Some reasons why the voltage regulator of the golf cart is getting overheated could be as follows.
- Improper pin connections are one of the most common reasons for your golf cart voltage regulator to get overheated. Positive ground regulators should have the pins in the order of input, ground, and output from left to right. For negative regulators, the order is ground, input, and output.
- The regulator circuit does not encompass bypass capacitors. There should at least be a capacitor with short leads as close as possible to the device from the input to the ground pin.
- The regulator design has not been implemented properly and the absolute maximum rating has been exceeded.
- The starter belt of the starter generator is very tight without any deflection resulting in it getting strained. This makes the voltage regulator get heated up.

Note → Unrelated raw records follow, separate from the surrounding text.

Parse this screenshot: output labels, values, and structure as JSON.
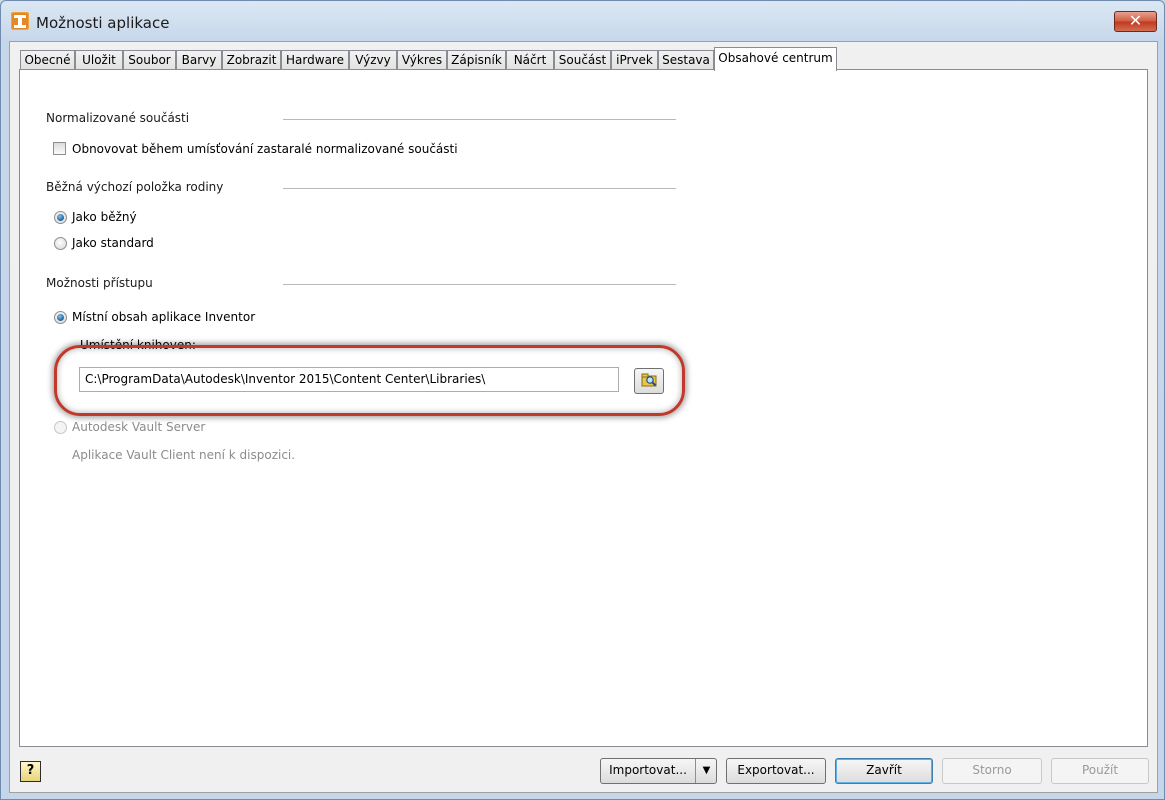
{
  "window": {
    "title": "Možnosti aplikace",
    "close_glyph": "✕"
  },
  "tabs": [
    {
      "label": "Obecné"
    },
    {
      "label": "Uložit"
    },
    {
      "label": "Soubor"
    },
    {
      "label": "Barvy"
    },
    {
      "label": "Zobrazit"
    },
    {
      "label": "Hardware"
    },
    {
      "label": "Výzvy"
    },
    {
      "label": "Výkres"
    },
    {
      "label": "Zápisník"
    },
    {
      "label": "Náčrt"
    },
    {
      "label": "Součást"
    },
    {
      "label": "iPrvek"
    },
    {
      "label": "Sestava"
    },
    {
      "label": "Obsahové centrum"
    }
  ],
  "active_tab": "Obsahové centrum",
  "sections": {
    "normalized": {
      "title": "Normalizované součásti",
      "checkbox_label": "Obnovovat během umísťování zastaralé normalizované součásti",
      "checked": false
    },
    "family": {
      "title": "Běžná výchozí položka rodiny",
      "options": [
        "Jako běžný",
        "Jako standard"
      ],
      "selected": "Jako běžný"
    },
    "access": {
      "title": "Možnosti přístupu",
      "local_label": "Místní obsah aplikace Inventor",
      "library_location_label": "Umístění knihoven:",
      "library_path": "C:\\ProgramData\\Autodesk\\Inventor 2015\\Content Center\\Libraries\\",
      "vault_label": "Autodesk Vault Server",
      "vault_note": "Aplikace Vault Client není k dispozici.",
      "selected": "Místní obsah aplikace Inventor"
    }
  },
  "footer": {
    "help_glyph": "?",
    "import_label": "Importovat...",
    "export_label": "Exportovat...",
    "close_label": "Zavřít",
    "cancel_label": "Storno",
    "apply_label": "Použít"
  },
  "colors": {
    "highlight_ring": "#c0392b",
    "radio_fill": "#1d5f9a"
  }
}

How to Fix a Bad Voltage Regulator on a Golf Cart
There are many reasons for the voltage regulator in your golf cart to not behave as expected. Depending on the reason, the fixing process varies accordingly. Some fixes are given below.
- Remove the grounding of the green wire from the voltage regulator to the starter generator. This wire is responsible for controlling the regulator. When it gets grounded, the maximum output becomes 18 volts, which is bad for the regulator.
- Remove the grounding of the yellow wire coming from the starter generator to the ground. This causes maximum current flow through the field coil present in the starter generator. This is bad for both the battery and starter generator that in turn affects the proper functioning of the voltage regulator.
You can also follow the steps given in the section ‘How to install a voltage regulator on a golf cart’ above to replace a faulty voltage regulator.
Bad Voltage Regulator Symptoms
The following are some symptoms which indicate that you probably have a bad voltage regulator on your golf cart:
- The external systems like dashboard elements and headlights start pulsating or dimming because the alternator will not be able to cycle sufficient power from the battery.
- One or more batteries are dead because of a burned-out voltage regulator that lessens or stops its charging capability.
- The engine experiences problems like spluttering, stalling or intermittent acceleration because the voltage regulator is not capable of handling the power generated by the alternator.
- The instrument cluster doesn’t work due to damage to the voltage regulator.
- The readings of the voltage regulator are inaccurate and the numbers displayed on the gauge keep changing erratically.